The perceived consensus in the international community about compromise and political feasibility constitutes a tacit validation of Morocco’s autonomy plan.
Rabat – The recently concluded UN General Assembly was a success story for Morocco’s Western Sahara stance, with many voices in the international community renewing their commitment to the UN-led process or their support for Morocco’s Autonomy Plan.
In an article summarizing the most salient points about Western-Sahara raised at the 74th UN General Assembly, the New York correspondent of Moroccan state-owned news outlet, MAP, asserted that the general mood at the UN event was one of unwavering support for the UN-led process.
There is an unfailing consensus that the UN Security Council-moderated process represents the sole legitimate means to end the decades-long conflict in Western Sahara.
Between diplomatically-toned support for the UN efforts and outright identification with Morocco’s proposal for a politically negotiated settlement, the MAP article argued, the overwhelming majority of UN member countries—especially African governments—handed Morocco’s Western Sahara stance a much-needed boost.

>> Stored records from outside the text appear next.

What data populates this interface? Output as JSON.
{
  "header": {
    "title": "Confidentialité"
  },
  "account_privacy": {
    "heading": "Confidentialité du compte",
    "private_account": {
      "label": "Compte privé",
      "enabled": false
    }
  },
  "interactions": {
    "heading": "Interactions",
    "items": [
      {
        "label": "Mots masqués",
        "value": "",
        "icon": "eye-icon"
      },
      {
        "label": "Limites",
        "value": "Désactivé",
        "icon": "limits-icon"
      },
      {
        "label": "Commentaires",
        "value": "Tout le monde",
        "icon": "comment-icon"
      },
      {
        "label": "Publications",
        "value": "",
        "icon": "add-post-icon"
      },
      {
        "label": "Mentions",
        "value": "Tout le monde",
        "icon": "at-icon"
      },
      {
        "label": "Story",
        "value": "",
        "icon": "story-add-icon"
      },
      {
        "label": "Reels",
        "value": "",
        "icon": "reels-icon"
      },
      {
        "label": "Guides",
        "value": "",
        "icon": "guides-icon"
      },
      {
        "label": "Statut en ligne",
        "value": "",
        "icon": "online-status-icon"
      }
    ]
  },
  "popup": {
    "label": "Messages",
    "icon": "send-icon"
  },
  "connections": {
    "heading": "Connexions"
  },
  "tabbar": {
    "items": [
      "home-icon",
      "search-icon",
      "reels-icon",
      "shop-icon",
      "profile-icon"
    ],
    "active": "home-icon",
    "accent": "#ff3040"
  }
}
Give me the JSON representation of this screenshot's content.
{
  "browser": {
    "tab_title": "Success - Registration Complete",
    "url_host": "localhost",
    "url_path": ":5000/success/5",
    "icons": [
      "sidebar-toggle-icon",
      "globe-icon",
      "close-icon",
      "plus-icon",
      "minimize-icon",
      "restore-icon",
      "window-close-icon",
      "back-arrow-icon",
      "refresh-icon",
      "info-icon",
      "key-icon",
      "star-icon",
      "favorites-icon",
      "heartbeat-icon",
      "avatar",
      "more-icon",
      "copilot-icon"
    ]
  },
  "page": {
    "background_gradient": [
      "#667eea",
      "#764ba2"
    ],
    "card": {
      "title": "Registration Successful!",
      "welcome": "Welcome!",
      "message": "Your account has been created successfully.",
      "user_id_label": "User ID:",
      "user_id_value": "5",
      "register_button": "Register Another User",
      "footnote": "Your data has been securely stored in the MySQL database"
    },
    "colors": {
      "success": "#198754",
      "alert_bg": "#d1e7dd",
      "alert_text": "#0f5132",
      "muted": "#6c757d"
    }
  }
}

While some called for the prevalence of the UN-led process—a devastating blow to the African governments still seeking an alternative route to settlement in Western Sahara—others profusely lauded “Morocco’s perceptible efforts” to secure peace and stability not only in the Western Sahara dossier but also in Africa in general.
Evaristo Do Espirito Santo Carvalho, the president of Sao Tome and Principe, called, for example, for a UN-brokered settlement on the basis of Morocco’s “effective” and “serious” autonomy proposal.
The governments of Burkina Faso, Bahrain, United Arab Emirates, and Comoros, among many others, spoke of the merits of Morocco’s Autonomy Plan.
In Europe, Spain’s Pedro Sanchez, who had appeared to drift in a pro-Polisario direction as he courted the support of Polisario-supporting Podemos, used his UN General Assembly speech to “reiterate Spain’s commitment to the UN-led process.”
While not as overtly pro-Rabat as most African leaders present at the UN event, the Spanish head of government was crystal clear about Spain’s unwavering commitment to the UN Security Council’s agenda.
Central in the suggestion was the feeling that, if anything, the perceived consensus in the international community about the promotion of compromise and political feasibility constitutes a tacit validation of Morocco’s autonomy proposal.
This also backs the notion, growing among Western Sahara observers, that Morocco’s Autonomy Plan is more reflective of the UN’s agenda (a politically negotiated settlement) than the Polisario Front’s insistent claims of separatism and statehood.
Meanwhile, with the Moroccan diplomacy appearing to enjoy a cycle of encouraging prospects, morale-boosting endorsements, the past months have been marked by a climate of worry and apprehension in pro-Polisario circles.
In response to the notable gains Moroccan diplomacy has made over the months, the separatist front has claimed that the whole UN-led process is set to be skewed in Morocco’s favor.
Most recently, President Trump’s sacking of John Bolton, who had been crystal clear about using his position as US national security adviser to bring self-determination and referendum back on the negotiation table in the Western Sahara case, has strengthened the perception of Morocco having the upper hand in the diplomatic behind-the-scenes.
But with the UN set to decide on its next move in the intricate Sahara dossier by the end of this month, it remains to be seen how consolidated, real Morocco’s perceived momentum actually is.